De vraag wordt opgeworpen door het bijzondere einde van het evangelie van Marcus. De Maria’s en Salóme ontdekken het lege graf, horen dat Jezus is opgestaan en krijgen de opdracht dit aan de toenmalige Kerk te verkondigen. Ze krijgen ook te horen waar de Kerk heen moet om Jezus weer te ontmoeten. Maar, ze blijven uit angst zwijgen.
Maar, wat zou er gebeurd zijn als de vrouwen waren blijven zwijgen? Zou men in vreugde en vrede huiswaarts zijn gekeerd en die vreugde en vrede vandaar uit verder hebben verspreid? Zou die vreugde en vrede ook ontstaan zijn als men niet naar de vrouwen had geluisterd?
Toch verkondigden Maria Magdalena, Maria moeder van Jakobus, en Salóme uiteindelijk het evangelie en werd er naar hen geluisterd.
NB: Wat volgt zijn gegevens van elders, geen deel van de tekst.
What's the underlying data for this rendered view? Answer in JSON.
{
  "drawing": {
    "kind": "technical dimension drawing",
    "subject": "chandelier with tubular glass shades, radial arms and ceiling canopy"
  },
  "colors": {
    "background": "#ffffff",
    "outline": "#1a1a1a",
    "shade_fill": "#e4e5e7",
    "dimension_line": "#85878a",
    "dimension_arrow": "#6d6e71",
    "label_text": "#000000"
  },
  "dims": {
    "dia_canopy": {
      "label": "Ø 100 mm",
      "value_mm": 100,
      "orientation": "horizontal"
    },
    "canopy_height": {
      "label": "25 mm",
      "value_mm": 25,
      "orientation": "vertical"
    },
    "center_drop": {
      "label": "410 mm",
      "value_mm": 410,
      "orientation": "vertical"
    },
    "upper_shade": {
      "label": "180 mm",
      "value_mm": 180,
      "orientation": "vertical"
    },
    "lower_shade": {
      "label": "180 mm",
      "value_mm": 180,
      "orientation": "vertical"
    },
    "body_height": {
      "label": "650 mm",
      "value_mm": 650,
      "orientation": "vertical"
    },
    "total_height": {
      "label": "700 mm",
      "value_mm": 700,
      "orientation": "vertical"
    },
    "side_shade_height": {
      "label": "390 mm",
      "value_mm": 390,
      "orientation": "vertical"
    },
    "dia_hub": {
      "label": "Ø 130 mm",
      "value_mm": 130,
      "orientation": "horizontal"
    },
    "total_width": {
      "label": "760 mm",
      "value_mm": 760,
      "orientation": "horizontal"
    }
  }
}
De leerlingen kwamen in beweging, renden zelfs, om de vreugde te ontdekken die hen werd verkondigd.
Waar bestaat nu die vreugde en vrede uit, die wij dankzij de verkondiging van de vrouwen, nu nog mogen ervaren? Natuurlijk allereerst de hoop op een nieuwe ontmoeting met Jezus, van wie we zoveel zijn gaan houden, omdat Hij zoveel van ons hield. Ten tweede is het onze nieuwe vrijheid, onze identiteit als leerlingen van Christus. Want door onze doop – die wij herdenken in de paasnacht– zijn we met Hem gestorven en opgestaan.
De dood, de zinloosheid van het bestaan, heeft ons niet meer in onze macht. Dus geen: Je leeft maar één keer, dus je moet, je móet nu zoveel mogelijk uit het leven halen. Geniet nu het nog kan en plunder de aarde, vecht je weg naar zoveel mogelijk genot voor het voorbij is. Van deze slavernij zijn we bevrijd.
Mattheus 28, 1-10
We kijken met een hemels verrijzenisperspectief naar ons mooie aardse leven en onze mooie aarde. Alles wat we doen, doet ertoe. De liefde en gerechtigheid. Het erbarmen dat wij tonen, zijn als zaden van Gods goedheid die vrucht dragen hier en in de eeuwigheid. In onze ziel en de zielen van anderen, waardoor we volop in onze identiteit groeien als kinderen van God. Vol vreugde en vrede. Nu staan wij, nu staat u, voor die opdracht om volgens onze nieuwe identiteit in Christus te leven.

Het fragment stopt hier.